Yeni Türk Lirası’nı kullanmaya başladığımız şu yepisssyeni günlerde, küf kokan bir soruyu dile getirmek ayıba kaçacak belki ama pardon, dayanamayacağım: N’olacak bu Türk solunun háli?
Meselá Rahşan Ecevit hiç susmayacak mı? Susmayacak, değil mi?..
Kendilerine baktıkça artık dilime resmen zift kıvamında çay tadı geliyor. Ocağın üzerinde unutulmuş, tüt baba tüt, suyunu ve buharını tüketmiş çaydanlıkta pişe pişe karaya kesmiş, dil, geniz, boğaz yakan türden, mide döndüren türden çay...Hararet gidermekten ziyade, hararet yapan...
Bizler, kendileri vicdan şey ettirdiği için sokağa salınmış olan ite-kopuğa, hırsıza-hayduta cüzdan müzdan kaptırmaya devam ededuralım, han’fendinin bu aralar derdi başka: Avrupa’ya kuyruğu kaptırmaktan korkuyor ve mevzuu ne şekilde ele alıyor? ‘Din elden gidiyor!’
Rrröhhh!
Bu arada Deniz Baykal’ın çipil inadı sağolsun, Mustafa Sarıgül yakında huzura solu temsil eden mümtaz lider şeklinde gelebilir.
Burası Türiye’nin sol yakası, her an her şey olabilir.
Artık Mustafa Sarıgül, Mehmet Ağar ile AKP’ye karşı güç birliği babında koalisyon moalisyon şey ettirir; mutlu mesut ortalarda bir yerde buluşurlar; hoş olur...
Sağa döndüm Ağar, sola döndüm Sarıgül. E ne mutlu bize... Gül Allah gül!
Birbirinden şahane icraatlere imza atarlar; efsane mefsane olurlar. Haberler kesmez hatta; dizilere mizilere konu olurlar.
Söz konusu bir dizi olacaksa, yapımcılığını da Osman Yağmurdereli üstlenir; seyrine doyum olmaz. Rating rekorları kırarlar.
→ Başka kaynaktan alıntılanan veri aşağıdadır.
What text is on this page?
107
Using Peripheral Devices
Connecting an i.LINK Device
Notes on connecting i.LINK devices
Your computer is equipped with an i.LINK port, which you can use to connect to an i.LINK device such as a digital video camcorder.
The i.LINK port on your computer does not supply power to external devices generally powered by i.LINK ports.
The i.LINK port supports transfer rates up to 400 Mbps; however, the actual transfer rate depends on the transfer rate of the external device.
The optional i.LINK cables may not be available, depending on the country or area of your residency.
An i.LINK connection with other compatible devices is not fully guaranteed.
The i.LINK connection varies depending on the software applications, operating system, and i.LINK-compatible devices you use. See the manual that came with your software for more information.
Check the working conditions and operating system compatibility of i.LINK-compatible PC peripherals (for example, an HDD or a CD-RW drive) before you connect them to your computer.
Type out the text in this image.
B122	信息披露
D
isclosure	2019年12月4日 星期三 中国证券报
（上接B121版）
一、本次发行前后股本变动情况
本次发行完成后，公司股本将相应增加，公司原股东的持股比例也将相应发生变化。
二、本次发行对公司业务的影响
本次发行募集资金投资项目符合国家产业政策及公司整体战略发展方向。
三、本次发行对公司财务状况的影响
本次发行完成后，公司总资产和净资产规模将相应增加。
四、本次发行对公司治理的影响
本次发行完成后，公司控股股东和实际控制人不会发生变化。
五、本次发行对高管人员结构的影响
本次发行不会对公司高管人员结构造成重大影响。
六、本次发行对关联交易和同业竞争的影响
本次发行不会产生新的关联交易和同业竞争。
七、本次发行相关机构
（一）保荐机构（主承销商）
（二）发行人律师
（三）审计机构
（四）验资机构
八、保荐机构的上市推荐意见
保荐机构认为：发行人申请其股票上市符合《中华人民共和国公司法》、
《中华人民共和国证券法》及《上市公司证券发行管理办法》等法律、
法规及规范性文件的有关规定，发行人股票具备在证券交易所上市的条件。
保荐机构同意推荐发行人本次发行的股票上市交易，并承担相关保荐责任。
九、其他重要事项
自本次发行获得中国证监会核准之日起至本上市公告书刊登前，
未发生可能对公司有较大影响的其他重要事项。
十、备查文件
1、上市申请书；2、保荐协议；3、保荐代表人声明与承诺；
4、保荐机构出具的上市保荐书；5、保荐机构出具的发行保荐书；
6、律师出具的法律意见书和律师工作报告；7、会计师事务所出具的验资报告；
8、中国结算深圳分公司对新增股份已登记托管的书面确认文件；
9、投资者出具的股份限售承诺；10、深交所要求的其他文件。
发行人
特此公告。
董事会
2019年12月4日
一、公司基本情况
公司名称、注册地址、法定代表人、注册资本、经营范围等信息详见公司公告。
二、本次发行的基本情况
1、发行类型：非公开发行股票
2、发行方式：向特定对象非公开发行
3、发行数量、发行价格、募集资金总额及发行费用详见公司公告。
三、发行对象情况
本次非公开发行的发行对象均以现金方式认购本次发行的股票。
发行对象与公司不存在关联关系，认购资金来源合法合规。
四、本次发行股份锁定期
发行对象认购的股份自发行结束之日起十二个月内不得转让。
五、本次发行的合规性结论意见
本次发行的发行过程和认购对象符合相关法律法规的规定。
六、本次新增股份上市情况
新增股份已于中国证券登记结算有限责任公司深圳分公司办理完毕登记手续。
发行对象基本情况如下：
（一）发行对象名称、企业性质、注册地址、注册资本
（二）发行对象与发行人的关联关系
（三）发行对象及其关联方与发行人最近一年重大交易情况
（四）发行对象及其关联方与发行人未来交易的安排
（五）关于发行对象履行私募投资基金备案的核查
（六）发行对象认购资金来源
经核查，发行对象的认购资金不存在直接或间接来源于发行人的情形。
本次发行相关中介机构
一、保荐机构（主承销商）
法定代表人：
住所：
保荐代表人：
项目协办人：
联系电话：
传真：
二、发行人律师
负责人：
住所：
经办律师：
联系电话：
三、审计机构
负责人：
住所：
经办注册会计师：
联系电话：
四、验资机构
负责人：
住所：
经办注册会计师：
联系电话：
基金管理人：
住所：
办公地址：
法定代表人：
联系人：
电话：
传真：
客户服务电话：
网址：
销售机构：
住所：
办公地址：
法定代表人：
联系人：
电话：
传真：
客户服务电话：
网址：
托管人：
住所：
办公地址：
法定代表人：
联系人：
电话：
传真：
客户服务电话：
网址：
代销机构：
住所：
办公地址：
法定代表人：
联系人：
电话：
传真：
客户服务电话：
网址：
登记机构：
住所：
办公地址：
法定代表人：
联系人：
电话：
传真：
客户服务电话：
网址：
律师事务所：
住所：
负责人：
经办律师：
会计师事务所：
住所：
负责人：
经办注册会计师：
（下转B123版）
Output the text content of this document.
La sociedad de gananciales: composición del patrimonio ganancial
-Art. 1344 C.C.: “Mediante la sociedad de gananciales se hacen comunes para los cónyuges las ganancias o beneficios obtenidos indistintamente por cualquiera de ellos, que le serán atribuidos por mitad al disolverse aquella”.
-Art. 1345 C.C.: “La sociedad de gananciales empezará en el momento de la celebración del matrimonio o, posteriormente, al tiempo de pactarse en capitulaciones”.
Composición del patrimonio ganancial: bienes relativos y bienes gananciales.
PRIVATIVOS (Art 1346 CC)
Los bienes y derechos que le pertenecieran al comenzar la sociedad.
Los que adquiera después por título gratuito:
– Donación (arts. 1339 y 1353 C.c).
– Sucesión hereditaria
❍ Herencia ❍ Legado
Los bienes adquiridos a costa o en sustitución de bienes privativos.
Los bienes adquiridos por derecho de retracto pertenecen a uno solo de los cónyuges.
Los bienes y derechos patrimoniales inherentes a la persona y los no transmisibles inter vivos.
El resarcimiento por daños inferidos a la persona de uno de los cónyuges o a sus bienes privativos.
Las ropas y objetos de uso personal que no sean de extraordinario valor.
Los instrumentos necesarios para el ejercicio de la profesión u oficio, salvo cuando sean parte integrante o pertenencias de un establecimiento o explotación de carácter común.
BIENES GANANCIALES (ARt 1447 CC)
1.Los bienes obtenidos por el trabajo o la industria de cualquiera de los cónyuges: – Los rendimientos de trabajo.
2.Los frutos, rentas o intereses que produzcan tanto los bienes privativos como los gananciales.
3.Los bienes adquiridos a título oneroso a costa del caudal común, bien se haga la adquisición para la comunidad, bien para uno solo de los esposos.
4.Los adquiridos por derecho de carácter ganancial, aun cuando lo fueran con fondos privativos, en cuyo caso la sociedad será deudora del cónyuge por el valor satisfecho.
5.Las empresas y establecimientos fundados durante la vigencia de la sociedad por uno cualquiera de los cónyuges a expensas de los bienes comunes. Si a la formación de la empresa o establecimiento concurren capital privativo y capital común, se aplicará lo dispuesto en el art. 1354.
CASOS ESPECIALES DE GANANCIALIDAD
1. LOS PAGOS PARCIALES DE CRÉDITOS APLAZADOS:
Duyanlar duymayanlara anlatsın: Ağır abilerin himayesinde aman da nasıl büyüyüp serpildiğini Arda Uskan’a tatlı tatlı anlatan Osman Yağmurdereli, Kurtlar Vadisi’ne rakip Köpek isminde bir dizi çekmeye hazırlanıyormuş. Zira efendim, bu konuda bir dizi çekilecekse, feriştahını Yağmurdereli çekermiş. Kabadayı áleminin en ağır abilerini, en yakından o tanıyormuş!!!
Böyle gef gef gerinerek dile getiriyor bunu: ‘Aslında Türkiye’de bir mafya dizisi yapılacaksa benim yapmam gerekir diye düşünmüşümdür hep. Mafya yanlış kullanılıyor Türkiye’de. ‘Kabadayı abi’ olan pek çok insanla şarkıcılık dönemimden kalma çok iyi dostluklarım var.’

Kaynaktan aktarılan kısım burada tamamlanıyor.